Der weite Himmel: Roman (German Edition)
ihre Aufgabe, dann seufzten sie beide erleichtert auf und schauten sich an. Ihre Gesichter waren totenbleich und schweißbedeckt. Adam lächelte als erster.
»Dafür, daß es für uns beide die erste Schußwunde ist, haben wir uns ganz gut gehalten, finde ich.«
»Du brauchst aber niemandem zu erzählen, daß ich geweint habe.«
»Und du brauchst niemandem zu erzählen, daß ich geschrien habe.«
Willa wischte sein feuchtes Gesicht ab, um sich dann auch trockenzureiben. »Abgemacht. Jetzt leg dich bitte hin, und ich werde …« Sie brach ab und lehnte den Kopf an sein Bein. »O Gott, Adam, wo bleibt denn bloß Ben? Wo steckt er nur? Er sollte längst hier sein.«
»Mach dir keine Sorgen.« Adam streichelte ihr beruhigend über das Haar, doch seine Augen waren auf die Tür gerichtet. »Er muß jeden Augenblick kommen. Wir funken jetzt die Ranch an und verständigen die Polizei.«
»Okay.« Leise schniefend hob sie den Kopf. »Ich mache das schon. Bleib du ruhig liegen und sieh zu, daß du wieder zu Kräften kommst.« Sie erhob sich, ging zum Funkgerät und schaltete es ein, doch weder das vertraute Summen ertönte, noch blinkten die Lämpchen auf. »Es funktioniert nicht«, sagte sie mit bedenklich schwankender Stimme. Ein flüchtiger Blick bestätigte ihre schlimmsten Befürchtungen. »Jemand hat die Kabel durchgeschnitten, Adam. Das Funkgerät ist tot.«
Sie ließ das Mikrofon fallen, lief quer durch den Raum und griff sich ihr Gewehr. »Nimm du das«, wies sie ihn an und legte ihm die Waffe über die Knie. »Ich benutze deins.«
»Was hast du vor?«
Willa stülpte sich ihren Hut auf den Kopf und legte sich den Schal wieder um den Hals. »Ich sehe nach Ben.«
»Das wirst du schön bleibenlassen.«
»Ich sehe nach Ben«, wiederholte sie entschieden. »Und du bist nicht in der Verfassung, mich daran zu hindern.«
Den Blick fest auf sie gerichtet, stand er auf, obwohl seine Beine unter ihm nachzugeben drohten. »O doch!«
Willa wollte ihm gerade eine passende Antwort geben, als sie draußen gedämpfte Pferdehufe hörte. Unbewaffnet rannte sie hinaus, Adam dicht hinter sich. Eine zentnerschwere Last fiel ihr vom Herzen, als Ben aus dem Sattel glitt.

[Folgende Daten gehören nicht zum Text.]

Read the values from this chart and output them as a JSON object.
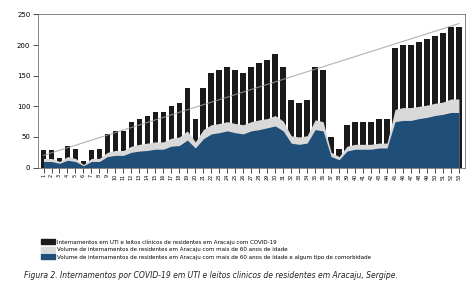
{
  "title": "",
  "figure_caption": "Figura 2. Internamentos por COVID-19 em UTI e leitos clinicos de residentes em Aracaju, Sergipe.",
  "ylabel": "",
  "ylim": [
    0,
    250
  ],
  "yticks": [
    0,
    50,
    100,
    150,
    200,
    250
  ],
  "background_color": "#ffffff",
  "bar_color": "#1a1a1a",
  "area1_color": "#d9d9d9",
  "area2_color": "#1f4e79",
  "trendline_color": "#a0a0a0",
  "legend_labels": [
    "Internamentos em UTI e leitos clínicos de residentes em Aracaju com COVID-19",
    "Volume de internamentos de residentes em Aracaju com mais de 60 anos de idade",
    "Volume de internamentos de residentes em Aracaju com mais de 60 anos de idade e algum tipo de comorbidade"
  ],
  "bar_values": [
    28,
    28,
    15,
    35,
    30,
    10,
    28,
    30,
    55,
    60,
    60,
    75,
    80,
    85,
    90,
    90,
    100,
    105,
    130,
    80,
    130,
    155,
    160,
    165,
    160,
    155,
    165,
    170,
    175,
    185,
    165,
    110,
    105,
    110,
    165,
    160,
    50,
    30,
    70,
    75,
    75,
    75,
    80,
    80,
    195,
    200,
    200,
    205,
    210,
    215,
    220,
    230,
    230
  ],
  "area1_values": [
    15,
    15,
    10,
    18,
    15,
    5,
    15,
    15,
    25,
    28,
    28,
    35,
    38,
    40,
    42,
    42,
    48,
    50,
    60,
    42,
    62,
    70,
    72,
    75,
    72,
    70,
    75,
    78,
    80,
    85,
    76,
    52,
    50,
    52,
    78,
    75,
    25,
    18,
    35,
    38,
    38,
    38,
    40,
    40,
    95,
    98,
    98,
    100,
    102,
    105,
    107,
    112,
    112
  ],
  "area2_values": [
    10,
    10,
    7,
    12,
    10,
    3,
    10,
    10,
    18,
    20,
    20,
    25,
    27,
    28,
    30,
    30,
    35,
    36,
    45,
    32,
    47,
    55,
    57,
    60,
    57,
    55,
    60,
    62,
    65,
    68,
    60,
    40,
    38,
    40,
    62,
    60,
    18,
    13,
    27,
    30,
    30,
    30,
    32,
    32,
    75,
    77,
    77,
    80,
    82,
    85,
    87,
    90,
    90
  ]
}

»Wo, zum Teufel, bist du gewesen? Du solltest doch sofort nachkommen, und wir sind schon fast eine halbe Stunde hier.«
»Ich bin einmal im Kreis geritten. Hab’ ein paar Fährten entdeckt, aber – hey!« Er wich ihrer Faust aus, ehe sie mit seiner Nase kollidierte, aber den Schlag in die Magengrube sah er nicht kommen. »Sag mal, Will, bist du komplett verrückt geworden? Du …« Er brach ab, weil sie die Arme um ihn legte. »Frauen«, brummelte er, ihr Haar liebkosend. »Wie geht’s dir?« wollte er dann von Adam wissen.
»Ich hab’ mich auch schon besser gefühlt.«
»Ich mich auch. Jetzt werde ich mich erst einmal um die Pferde kümmern. Schaust du mal nach, ob du irgendwo noch Whiskey findest, ja?« Er klopfte Willa leicht auf den Rücken und schob sie zur Tür. »Ich brauche einen Drink.«
Kapitel 3
»Ein Stück weiter nördlich von der Stelle, wo wir angegriffen worden sind, hat jemand gelagert. Die Feuerstelle war kalt. Sieht so aus, als hätten sie Wild abgehäutet. Drei Reiter und ein Hund.« Ben tätschelte Charlies Kopf. »Ich schätze, das ist so zwei, drei Tage her. Sie haben keinen überflüssigen Müll hinterlassen, also gehe ich davon aus, daß sie wußten, was sie taten.«
Er probierte den Doseneintopf, den Willa rasch heißgemacht hatte. »Außerdem gab es noch eine frische Fährte. Ein Reiter, er bewegt sich Richtung Norden. Ich würde sagen, das ist unser Mann.«
»Du hast gesagt, du würdest sofort nachkommen«, beschwerte sich Willa erneut.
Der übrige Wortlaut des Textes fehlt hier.